Percepatan Zaman








Alah Taufik, kau memang merasa tertelatkan untuk mempertanyakan suatu keadaan zaman, tepatnya, kau bertanya karena hidupmu—atau pemikiranmu—tidak paham dengan teka-teki kehidupan, lebih-lebih di zaman sekarang. Kau dulu, lalai membaca penuh tentang sociology. Pelajaran ilmu sosial. Kau lalai mengkaji hal itu, lebih-lebih, jika saat ini kau tertarik dengan kajian sosial hal itu terjadi karena kau pengkaji filsafat, dan efek terkuat dari kajian filsafatmu adalah ke darat. Artinya turun ke bumi; turun menjadi realitas yang sebenarnya. Efeknya lagi, menjadi manusia yang sarat sosial. Adanya interaksi.

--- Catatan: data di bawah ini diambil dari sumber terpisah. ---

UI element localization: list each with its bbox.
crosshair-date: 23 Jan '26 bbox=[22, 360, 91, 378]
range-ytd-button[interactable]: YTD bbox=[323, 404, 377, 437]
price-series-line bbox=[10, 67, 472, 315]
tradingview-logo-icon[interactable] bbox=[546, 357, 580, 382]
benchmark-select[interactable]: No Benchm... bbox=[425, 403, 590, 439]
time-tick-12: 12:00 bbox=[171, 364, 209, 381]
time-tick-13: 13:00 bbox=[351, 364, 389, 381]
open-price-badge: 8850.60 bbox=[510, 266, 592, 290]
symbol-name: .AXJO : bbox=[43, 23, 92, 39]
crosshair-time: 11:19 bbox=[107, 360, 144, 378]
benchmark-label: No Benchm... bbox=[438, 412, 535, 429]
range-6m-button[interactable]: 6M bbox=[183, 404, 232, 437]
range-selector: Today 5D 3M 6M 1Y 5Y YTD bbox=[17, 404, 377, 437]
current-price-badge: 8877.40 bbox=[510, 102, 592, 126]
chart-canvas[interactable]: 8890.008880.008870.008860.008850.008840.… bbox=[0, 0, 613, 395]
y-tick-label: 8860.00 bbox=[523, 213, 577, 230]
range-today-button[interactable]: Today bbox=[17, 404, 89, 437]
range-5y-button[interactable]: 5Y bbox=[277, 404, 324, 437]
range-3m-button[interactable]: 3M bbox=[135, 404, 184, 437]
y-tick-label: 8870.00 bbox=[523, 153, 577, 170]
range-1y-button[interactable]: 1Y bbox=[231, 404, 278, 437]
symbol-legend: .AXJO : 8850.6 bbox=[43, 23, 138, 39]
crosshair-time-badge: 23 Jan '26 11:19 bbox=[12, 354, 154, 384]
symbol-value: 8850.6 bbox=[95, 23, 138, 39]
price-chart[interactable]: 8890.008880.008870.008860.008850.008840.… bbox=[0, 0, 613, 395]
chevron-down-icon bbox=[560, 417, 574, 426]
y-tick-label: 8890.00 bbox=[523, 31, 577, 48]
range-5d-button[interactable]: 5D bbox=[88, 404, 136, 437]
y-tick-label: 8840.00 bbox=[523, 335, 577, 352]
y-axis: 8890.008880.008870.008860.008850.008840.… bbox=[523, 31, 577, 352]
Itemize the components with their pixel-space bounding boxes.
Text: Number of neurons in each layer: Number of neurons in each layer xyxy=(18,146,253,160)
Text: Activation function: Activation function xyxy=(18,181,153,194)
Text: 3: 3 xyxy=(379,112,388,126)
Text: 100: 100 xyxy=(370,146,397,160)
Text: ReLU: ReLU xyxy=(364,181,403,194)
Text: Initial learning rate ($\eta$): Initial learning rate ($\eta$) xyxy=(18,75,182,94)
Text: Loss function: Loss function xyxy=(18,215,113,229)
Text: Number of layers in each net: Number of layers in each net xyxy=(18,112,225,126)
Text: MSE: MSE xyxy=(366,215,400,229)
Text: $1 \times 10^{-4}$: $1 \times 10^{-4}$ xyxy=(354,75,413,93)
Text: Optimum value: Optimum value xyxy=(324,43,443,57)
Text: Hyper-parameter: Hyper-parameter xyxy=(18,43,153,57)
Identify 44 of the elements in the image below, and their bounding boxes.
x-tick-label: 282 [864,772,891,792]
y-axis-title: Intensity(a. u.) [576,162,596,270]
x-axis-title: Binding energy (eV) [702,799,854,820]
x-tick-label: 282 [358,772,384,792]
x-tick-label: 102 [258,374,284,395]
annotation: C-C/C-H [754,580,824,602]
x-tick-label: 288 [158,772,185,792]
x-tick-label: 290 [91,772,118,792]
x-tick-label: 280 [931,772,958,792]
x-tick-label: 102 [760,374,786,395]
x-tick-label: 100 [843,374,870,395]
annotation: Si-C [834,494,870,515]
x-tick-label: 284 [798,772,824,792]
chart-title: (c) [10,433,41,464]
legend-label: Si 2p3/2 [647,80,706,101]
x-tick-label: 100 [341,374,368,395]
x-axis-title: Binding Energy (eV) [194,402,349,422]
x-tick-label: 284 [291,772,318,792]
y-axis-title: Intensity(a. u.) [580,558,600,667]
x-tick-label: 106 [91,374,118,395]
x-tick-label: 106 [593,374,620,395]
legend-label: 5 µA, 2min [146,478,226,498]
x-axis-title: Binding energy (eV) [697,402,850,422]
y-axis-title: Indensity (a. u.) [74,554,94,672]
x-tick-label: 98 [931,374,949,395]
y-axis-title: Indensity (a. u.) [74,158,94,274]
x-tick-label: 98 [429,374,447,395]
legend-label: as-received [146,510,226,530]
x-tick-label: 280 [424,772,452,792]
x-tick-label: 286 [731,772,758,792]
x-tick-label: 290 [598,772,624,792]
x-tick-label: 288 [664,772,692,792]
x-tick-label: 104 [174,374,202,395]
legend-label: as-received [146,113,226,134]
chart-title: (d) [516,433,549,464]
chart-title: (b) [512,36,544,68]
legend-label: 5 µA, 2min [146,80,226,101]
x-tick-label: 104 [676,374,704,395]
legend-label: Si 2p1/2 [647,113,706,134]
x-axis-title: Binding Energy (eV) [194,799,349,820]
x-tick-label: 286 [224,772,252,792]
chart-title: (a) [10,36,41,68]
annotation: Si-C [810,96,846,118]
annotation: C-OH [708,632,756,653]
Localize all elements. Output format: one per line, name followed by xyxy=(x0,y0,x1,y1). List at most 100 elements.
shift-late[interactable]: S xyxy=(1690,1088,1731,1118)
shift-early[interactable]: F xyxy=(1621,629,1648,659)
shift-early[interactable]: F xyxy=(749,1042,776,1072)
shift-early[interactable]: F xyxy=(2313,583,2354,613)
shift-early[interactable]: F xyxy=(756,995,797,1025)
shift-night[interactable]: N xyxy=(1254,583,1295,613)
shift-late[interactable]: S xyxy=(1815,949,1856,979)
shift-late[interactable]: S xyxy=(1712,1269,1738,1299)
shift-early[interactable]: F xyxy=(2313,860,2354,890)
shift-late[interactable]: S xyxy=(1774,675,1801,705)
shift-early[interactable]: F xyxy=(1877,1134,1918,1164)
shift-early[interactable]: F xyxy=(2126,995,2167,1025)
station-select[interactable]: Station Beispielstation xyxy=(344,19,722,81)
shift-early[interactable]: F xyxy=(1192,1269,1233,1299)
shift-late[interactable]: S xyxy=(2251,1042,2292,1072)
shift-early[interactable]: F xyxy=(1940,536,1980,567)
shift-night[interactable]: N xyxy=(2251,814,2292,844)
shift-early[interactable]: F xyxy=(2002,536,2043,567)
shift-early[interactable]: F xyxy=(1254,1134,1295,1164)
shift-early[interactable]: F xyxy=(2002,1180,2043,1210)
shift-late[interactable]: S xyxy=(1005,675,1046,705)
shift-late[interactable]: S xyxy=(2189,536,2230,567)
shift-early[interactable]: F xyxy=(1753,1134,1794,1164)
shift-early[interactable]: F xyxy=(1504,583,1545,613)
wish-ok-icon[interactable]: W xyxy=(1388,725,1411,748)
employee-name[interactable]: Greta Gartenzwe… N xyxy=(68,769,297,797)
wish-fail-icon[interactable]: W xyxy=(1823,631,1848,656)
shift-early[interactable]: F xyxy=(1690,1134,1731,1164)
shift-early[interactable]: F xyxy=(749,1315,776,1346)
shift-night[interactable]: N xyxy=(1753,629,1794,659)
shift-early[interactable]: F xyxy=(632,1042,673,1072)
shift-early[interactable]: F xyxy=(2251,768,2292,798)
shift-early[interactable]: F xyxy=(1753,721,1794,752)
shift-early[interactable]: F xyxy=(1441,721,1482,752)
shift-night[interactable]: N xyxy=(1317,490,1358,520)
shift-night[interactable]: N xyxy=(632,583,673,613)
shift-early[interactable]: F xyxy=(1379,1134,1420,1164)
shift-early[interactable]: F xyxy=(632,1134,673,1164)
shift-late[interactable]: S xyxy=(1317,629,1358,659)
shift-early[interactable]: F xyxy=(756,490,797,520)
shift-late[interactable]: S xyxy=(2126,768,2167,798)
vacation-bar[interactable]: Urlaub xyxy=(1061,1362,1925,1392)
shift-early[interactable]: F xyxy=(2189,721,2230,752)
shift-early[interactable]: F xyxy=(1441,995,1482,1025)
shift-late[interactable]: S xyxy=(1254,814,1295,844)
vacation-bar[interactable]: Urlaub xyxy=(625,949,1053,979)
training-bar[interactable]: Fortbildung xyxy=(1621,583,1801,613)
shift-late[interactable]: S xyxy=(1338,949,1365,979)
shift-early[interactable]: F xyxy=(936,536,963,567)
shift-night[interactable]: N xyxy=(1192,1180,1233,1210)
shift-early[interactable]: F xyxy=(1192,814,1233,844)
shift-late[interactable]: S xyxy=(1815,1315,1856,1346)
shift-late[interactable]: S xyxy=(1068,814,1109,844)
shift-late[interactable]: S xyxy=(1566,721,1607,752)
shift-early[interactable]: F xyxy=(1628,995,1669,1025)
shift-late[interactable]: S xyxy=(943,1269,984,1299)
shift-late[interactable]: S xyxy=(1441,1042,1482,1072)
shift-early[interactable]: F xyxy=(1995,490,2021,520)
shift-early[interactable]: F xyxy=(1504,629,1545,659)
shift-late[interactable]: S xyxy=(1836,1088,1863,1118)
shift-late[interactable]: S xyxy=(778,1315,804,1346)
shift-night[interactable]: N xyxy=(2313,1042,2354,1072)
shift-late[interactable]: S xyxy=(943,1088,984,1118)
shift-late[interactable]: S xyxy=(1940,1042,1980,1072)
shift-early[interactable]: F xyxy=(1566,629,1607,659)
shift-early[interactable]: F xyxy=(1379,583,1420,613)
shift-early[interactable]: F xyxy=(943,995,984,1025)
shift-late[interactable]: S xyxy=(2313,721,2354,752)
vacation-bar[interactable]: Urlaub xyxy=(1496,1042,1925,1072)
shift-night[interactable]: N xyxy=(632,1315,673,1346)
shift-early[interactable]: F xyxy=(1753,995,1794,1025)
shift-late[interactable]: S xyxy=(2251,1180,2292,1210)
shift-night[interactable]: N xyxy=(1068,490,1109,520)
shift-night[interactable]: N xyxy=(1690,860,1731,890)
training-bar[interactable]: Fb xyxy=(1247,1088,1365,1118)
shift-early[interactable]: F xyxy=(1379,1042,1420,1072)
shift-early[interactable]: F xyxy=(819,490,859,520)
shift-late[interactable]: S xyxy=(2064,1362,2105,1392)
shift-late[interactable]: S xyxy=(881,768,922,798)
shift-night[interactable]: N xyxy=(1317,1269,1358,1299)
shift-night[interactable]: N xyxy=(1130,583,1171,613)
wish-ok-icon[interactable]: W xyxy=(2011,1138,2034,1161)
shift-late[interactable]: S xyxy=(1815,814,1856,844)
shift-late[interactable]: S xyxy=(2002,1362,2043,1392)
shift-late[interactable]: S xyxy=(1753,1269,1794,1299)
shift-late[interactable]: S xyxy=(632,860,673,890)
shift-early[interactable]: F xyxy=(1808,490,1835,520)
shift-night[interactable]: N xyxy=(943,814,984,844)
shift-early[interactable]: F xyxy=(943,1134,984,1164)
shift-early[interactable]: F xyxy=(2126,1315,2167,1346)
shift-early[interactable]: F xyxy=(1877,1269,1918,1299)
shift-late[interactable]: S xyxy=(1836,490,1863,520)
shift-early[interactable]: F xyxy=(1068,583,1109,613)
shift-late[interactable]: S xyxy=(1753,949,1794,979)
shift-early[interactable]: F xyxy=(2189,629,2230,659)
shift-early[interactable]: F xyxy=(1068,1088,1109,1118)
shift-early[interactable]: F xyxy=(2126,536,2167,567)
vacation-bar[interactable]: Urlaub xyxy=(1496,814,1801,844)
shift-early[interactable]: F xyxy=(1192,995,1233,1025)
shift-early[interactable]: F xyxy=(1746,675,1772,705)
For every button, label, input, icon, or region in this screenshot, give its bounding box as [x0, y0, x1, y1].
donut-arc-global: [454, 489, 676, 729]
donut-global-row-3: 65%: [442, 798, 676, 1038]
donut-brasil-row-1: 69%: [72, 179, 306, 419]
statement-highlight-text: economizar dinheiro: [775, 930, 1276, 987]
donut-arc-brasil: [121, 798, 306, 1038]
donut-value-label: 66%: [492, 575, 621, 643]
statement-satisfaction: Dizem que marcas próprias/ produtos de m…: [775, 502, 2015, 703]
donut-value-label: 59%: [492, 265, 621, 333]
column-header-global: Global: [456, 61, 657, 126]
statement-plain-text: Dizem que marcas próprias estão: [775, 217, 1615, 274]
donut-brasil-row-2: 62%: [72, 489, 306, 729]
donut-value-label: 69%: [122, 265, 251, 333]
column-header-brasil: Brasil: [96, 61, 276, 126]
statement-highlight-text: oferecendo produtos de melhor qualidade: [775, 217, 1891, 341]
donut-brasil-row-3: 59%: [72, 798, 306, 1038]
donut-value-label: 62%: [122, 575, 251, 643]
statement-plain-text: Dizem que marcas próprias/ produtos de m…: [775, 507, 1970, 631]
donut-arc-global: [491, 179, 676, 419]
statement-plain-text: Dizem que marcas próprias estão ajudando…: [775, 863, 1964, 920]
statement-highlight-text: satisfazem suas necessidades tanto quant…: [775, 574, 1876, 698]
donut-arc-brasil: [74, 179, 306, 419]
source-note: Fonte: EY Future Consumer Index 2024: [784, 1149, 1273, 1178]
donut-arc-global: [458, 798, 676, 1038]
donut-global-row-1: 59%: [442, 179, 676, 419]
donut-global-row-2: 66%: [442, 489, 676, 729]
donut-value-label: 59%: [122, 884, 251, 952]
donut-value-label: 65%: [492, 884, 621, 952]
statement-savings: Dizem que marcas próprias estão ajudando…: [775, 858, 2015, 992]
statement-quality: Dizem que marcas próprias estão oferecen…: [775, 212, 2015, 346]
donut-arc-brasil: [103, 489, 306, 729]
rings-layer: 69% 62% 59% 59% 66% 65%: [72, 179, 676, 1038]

Andai, kau telah mempunyai suatu tanggung jawab penuh terhadap apa yang kau kerjakan, tentulah kau tidak akan mempertanyakan tentang zaman percepatan. Kau tidak akan sibuk mengamati tentang gerakan zaman. Lebih-lebih sibuk mendeskripsikan tentang keadaan zaman, yang memang, zaman sekarang adalah zaman serba cepat dan praktis.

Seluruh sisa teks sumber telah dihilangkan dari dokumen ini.